From their earliest incarnations decades ago, the one constant theme of search engines is change. Indeed, today’s Google, Yahoo and others barely resemble their clunky ancestors who returned sloppy and often meaningless listings for even simple searches. But then, with the advent of Search Engine Optimized tools, quality returns suddenly became the norm and relevant results were widely expected.

keywords

Much of this evolution centers around the use of keywords, those vital bits of information upon which search engines depend. And for websites to thrive, keywords were everything: Google once collected data about a site based solely on the keywords that were present on its pages and in corresponding links, and everyone from multinational corporations to mom-and-pop e-tail sites could easily track how they ranked among all similar sites out there.
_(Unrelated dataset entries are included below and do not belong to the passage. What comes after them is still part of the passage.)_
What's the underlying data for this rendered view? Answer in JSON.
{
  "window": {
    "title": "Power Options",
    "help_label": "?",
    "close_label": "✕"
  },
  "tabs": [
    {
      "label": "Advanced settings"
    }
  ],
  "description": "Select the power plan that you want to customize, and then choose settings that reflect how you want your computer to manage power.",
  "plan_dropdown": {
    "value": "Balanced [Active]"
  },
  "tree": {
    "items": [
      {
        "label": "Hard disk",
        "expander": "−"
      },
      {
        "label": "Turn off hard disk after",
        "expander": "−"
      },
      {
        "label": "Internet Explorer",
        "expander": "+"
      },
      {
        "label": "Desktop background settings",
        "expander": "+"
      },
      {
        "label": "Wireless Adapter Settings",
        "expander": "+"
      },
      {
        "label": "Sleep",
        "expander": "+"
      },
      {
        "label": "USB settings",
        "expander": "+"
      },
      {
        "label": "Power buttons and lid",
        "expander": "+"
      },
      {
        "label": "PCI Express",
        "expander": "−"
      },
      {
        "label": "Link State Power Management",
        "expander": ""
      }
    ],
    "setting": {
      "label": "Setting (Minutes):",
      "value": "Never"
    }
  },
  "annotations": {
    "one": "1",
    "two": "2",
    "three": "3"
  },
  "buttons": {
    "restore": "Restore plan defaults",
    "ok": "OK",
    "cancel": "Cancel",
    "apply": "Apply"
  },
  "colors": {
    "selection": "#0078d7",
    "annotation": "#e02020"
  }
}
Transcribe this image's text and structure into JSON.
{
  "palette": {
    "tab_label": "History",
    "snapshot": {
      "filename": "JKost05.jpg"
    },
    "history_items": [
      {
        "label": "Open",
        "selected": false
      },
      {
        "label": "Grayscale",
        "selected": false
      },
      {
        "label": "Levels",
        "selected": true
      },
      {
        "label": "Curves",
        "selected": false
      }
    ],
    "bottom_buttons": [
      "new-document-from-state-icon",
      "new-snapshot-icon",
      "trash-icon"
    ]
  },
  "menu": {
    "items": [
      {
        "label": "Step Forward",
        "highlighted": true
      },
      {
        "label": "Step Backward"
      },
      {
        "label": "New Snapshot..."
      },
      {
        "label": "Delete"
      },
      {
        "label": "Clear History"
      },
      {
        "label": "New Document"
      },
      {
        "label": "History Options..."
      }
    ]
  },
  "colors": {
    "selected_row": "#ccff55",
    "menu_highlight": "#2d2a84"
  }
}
Unfortunately, the heavy reliance on keywords led to some disagreeable situations such as keyword stuffing—packing a site and links so full of search-friendly words and phrases that you were almost guaranteed to get favorable results no matter the quality of your content.
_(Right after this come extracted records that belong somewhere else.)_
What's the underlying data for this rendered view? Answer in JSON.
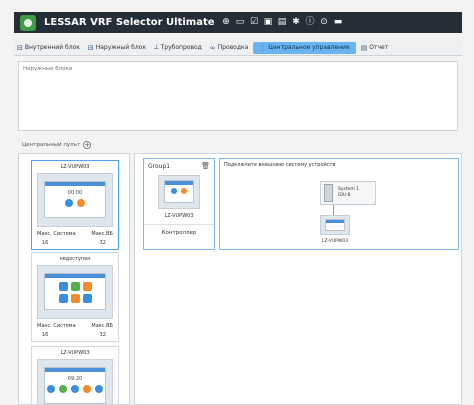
{
  "titlebar": {
    "title": "LESSAR VRF Selector Ultimate",
    "icons": [
      "plus-circle-icon",
      "folder-icon",
      "edit-icon",
      "save-icon",
      "list-icon",
      "gear-icon",
      "info-icon",
      "help-icon",
      "export-icon"
    ],
    "colors": {
      "background": "#252d36",
      "logo": "#3f9a4a"
    }
  },
  "tabs": [
    {
      "label": "Внутренний блок",
      "icon": "indoor-unit-icon"
    },
    {
      "label": "Наружный блок",
      "icon": "outdoor-unit-icon"
    },
    {
      "label": "Трубопровод",
      "icon": "pipe-icon"
    },
    {
      "label": "Проводка",
      "icon": "wiring-icon"
    },
    {
      "label": "Центральное управление",
      "icon": "central-control-icon",
      "active": true
    },
    {
      "label": "Отчет",
      "icon": "report-icon"
    }
  ],
  "outdoor_panel": {
    "title": "Наружные блоки"
  },
  "central_panel": {
    "label": "Центральный пульт"
  },
  "sidebar_cards": [
    {
      "title": "LZ-VUPW03",
      "time": "00:00",
      "stat_label_1": "Макс. Система",
      "stat_label_2": "Макс.ВБ",
      "stat_value_1": "16",
      "stat_value_2": "32",
      "selected": true
    },
    {
      "title": "недоступен",
      "stat_label_1": "Макс. Система",
      "stat_label_2": "Макс.ВБ",
      "stat_value_1": "16",
      "stat_value_2": "32",
      "selected": false
    },
    {
      "title": "LZ-VUPW03",
      "time": "09:20",
      "selected": false
    }
  ],
  "group": {
    "name": "Group1",
    "controller_model": "LZ-VUPW03",
    "controller_type": "Контроллер"
  },
  "external_system": {
    "title": "Подключите внешнюю систему устройств",
    "system_name": "System 1",
    "system_sub": "IDU:8",
    "node_name": "LZ-VUPW03"
  },
  "accent_color": "#6ab4f1"
}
As such, today a debate rages as to whether or not keywords even matter any more. Many web marketers still hold that they’re invaluable for gauging the health of your site’s rankings; others point to the fact there are now so many other optimization elements employed by search engines that keywords have become useless and should be consigned to the dustbin of Internet history.

For those confused about whether to stress the use of keywords in their online campaigns and web design strategies, consider these points.

Placement Over Frequency
Google still requires some sort of text to parse the content of your site, so in this sense keywords still matter. However they’re now a minor part of the search engine’s analysis, a sort of “foot-in-the-door” element rather than the be-all-end-all for strong rankings. Therefore, it’s most important to focus on where keywords exist rather than how often they are used: title tags and headers take top priority, and putting the keyword in each of these once is ample. Body copy, sidebars and footers take last priority, so repeating it over and over in these areas in a waste of time.

Focus on Meaning
When Google scans a site it no longer pulls out keyword phrases to pair with queries—instead it interprets the data contained on your site and arrives at an algorithmic conclusion of what’s there and if it’s relevant to a search query. Therefore, it’s wiser to optimize a site based on specific meanings, themes that you repeat on different pages and which search engines combine into one category.

The Semantic Search
Some web experts believe that the “semantic search” walks a fine line between anonymous queries and an unsettling intimacy of a searcher’s desires. Nevertheless, semantics are having a major impact on searches. For instance, if a user were to search for “cheap bars in San Francisco” in the past, a search engine would return results based on the keywords “cheap,” “bars” and “San Francisco, likely returning a litany of results that would inundate the searcher. Today, Google’s engine derives the meaning behind the search, ignoring keywords completely in favor of a site’s content and whether that content seems like a good fit. And it does so without your site even needing to contain the whole phrase “cheap bars in San Francisco.”

Although a solid conclusion to the keyword debate is still difficult to form it would seem that, at least for the time being, keywords are still valuable tools for website rankings in search engine results. However, having a quality site structure based on consistent themes is certainly the direction in which designers should be moving. Google is rewarding sites that are easy to navigate—those with appropriate title pages, header bars that aid in usability and interlinks between internal content—by giving them higher rankings. So don’t throw keywords out completely, but focus on creating the sort of accurate and relevant content that makes today’s search engines happy.